The White House is considering strict measures to block research done by Chinese citizens at American universities over fears of espionage and intellectual property theft, the New York Times reports.

The potential move is part of the Trump administration’s broader effort to combat China as a growing national security threat. That effort has included tariffs on Chinese goods and potential restrictions on Chinese investment in the U.S.

The White House is reportedly considering restricting certain types of visas or expanding rules on Chinese researchers who work on projects with intelligence or military value. Though it is not clear how many people could be affected by such a move, it is likely that restrictions would fall most heavily on graduate students, postdoctoral researchers, and tech employees in the U.S. on temporary visas.

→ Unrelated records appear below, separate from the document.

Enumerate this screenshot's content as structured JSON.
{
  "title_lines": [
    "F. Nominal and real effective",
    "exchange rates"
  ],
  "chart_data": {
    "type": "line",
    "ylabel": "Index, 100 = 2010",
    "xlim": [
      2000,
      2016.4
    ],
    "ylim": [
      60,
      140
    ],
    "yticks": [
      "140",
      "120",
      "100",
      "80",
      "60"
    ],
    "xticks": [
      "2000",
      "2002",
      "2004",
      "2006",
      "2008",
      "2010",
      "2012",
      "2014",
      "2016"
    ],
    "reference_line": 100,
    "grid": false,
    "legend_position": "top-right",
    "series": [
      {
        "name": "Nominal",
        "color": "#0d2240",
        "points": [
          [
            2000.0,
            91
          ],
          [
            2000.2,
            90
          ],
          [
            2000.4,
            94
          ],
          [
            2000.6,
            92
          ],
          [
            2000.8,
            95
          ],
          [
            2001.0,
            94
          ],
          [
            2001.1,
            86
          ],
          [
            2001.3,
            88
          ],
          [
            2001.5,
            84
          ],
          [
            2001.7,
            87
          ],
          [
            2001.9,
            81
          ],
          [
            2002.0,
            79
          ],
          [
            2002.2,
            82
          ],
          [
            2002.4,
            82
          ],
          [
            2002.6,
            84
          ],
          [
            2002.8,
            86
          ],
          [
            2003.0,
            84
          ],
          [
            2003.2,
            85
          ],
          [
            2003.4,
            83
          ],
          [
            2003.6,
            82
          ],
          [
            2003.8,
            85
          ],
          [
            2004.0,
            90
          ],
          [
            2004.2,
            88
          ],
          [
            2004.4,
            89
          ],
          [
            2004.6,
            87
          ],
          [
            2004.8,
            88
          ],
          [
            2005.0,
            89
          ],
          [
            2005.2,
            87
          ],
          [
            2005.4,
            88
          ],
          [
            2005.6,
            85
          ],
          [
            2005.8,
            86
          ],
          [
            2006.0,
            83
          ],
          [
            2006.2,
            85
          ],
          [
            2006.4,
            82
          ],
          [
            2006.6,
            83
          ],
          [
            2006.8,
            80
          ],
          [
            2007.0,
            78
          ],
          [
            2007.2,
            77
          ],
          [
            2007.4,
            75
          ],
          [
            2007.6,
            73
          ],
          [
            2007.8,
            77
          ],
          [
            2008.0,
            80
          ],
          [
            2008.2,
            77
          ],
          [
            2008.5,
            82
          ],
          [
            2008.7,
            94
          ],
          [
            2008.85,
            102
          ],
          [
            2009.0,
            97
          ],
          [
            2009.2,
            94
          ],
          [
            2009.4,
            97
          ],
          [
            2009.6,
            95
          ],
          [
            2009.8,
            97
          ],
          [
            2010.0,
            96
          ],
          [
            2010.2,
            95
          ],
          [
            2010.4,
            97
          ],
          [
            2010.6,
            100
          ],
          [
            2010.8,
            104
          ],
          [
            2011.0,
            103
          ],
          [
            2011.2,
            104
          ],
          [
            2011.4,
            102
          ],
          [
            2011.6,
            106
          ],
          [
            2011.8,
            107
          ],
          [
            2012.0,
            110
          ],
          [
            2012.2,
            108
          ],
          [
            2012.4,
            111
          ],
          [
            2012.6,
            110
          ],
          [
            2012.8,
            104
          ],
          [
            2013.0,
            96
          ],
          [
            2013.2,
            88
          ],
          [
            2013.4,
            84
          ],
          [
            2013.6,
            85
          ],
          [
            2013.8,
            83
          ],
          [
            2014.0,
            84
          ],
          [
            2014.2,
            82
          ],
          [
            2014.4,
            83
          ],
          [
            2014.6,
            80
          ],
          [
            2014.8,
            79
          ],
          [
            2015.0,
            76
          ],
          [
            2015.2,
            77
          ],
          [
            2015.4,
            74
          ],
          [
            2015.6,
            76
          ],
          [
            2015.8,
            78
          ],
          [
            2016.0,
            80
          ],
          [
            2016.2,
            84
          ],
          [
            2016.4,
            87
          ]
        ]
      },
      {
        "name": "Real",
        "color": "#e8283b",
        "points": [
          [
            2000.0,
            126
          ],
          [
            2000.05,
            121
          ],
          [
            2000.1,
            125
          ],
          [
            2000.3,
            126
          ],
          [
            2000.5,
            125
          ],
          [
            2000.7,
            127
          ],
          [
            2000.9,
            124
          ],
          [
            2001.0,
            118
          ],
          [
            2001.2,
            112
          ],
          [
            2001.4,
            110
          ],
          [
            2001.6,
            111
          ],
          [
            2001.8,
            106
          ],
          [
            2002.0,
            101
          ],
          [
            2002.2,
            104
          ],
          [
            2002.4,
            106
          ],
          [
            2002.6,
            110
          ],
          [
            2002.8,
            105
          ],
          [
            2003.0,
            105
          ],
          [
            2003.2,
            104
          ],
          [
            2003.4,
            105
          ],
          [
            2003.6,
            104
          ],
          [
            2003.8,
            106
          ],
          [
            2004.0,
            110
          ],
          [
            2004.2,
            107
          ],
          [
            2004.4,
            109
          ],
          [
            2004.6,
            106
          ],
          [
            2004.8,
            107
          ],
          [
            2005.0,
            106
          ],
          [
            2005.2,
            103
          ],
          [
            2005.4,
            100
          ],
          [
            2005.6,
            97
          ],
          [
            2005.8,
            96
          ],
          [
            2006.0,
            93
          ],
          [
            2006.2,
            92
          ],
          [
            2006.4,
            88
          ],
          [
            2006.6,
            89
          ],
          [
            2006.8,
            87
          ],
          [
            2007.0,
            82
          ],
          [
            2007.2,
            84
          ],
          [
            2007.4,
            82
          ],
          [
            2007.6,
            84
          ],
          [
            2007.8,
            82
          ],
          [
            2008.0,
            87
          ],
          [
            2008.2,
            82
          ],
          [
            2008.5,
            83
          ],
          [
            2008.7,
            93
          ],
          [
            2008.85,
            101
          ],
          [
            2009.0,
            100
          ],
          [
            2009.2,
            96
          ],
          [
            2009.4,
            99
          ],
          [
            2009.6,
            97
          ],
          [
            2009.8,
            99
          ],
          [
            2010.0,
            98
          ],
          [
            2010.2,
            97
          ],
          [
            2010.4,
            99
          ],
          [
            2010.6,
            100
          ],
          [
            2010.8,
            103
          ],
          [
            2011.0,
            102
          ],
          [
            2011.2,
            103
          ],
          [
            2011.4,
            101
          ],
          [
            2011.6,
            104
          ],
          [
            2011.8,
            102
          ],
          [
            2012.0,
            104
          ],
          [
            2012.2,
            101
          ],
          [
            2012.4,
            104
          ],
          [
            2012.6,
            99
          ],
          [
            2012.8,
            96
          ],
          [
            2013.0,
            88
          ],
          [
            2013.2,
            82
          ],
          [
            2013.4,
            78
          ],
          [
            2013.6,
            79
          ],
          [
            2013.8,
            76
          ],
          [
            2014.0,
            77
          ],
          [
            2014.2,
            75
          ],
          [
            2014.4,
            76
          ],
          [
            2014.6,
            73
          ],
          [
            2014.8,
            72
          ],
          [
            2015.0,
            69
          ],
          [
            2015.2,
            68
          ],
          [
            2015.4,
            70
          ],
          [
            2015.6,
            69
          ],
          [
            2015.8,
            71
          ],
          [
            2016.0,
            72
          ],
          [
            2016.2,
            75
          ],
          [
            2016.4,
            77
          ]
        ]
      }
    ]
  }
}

While American research institutes are admittedly vulnerable to espionage due to their open nature, putting up barriers to protect American technology could restrict the free flow of information that leads to innovation at U.S. labs, where talented scientists from around the world come together to perform important research. It could also be pose a financial hardship to American research universities that accept international students, who often pay full tuition.

Some groups see the potential move as overtly discriminatory. According to the Committee of 100, a group of prominent Chinese-Americans, “To target a whole group of people as being subject to greater suspicion, based purely on race and national origin, and in advance of any facts or evidence, goes against the fundamental American ideals of the presumption of innocence, due process and equal protection for all. It also fans the flames of hysteria.”

David R. Smith, professor of electrical and computer engineering at Duke University, acknowledges that cybersecurity is a real issue at universities, but that researchers should be better educated about the issue, rather than denied access because of it. “With reasonable safeguards, I think we can manage it,” says Smith. “If we were to overreact, I think it could be very damaging to our universities.”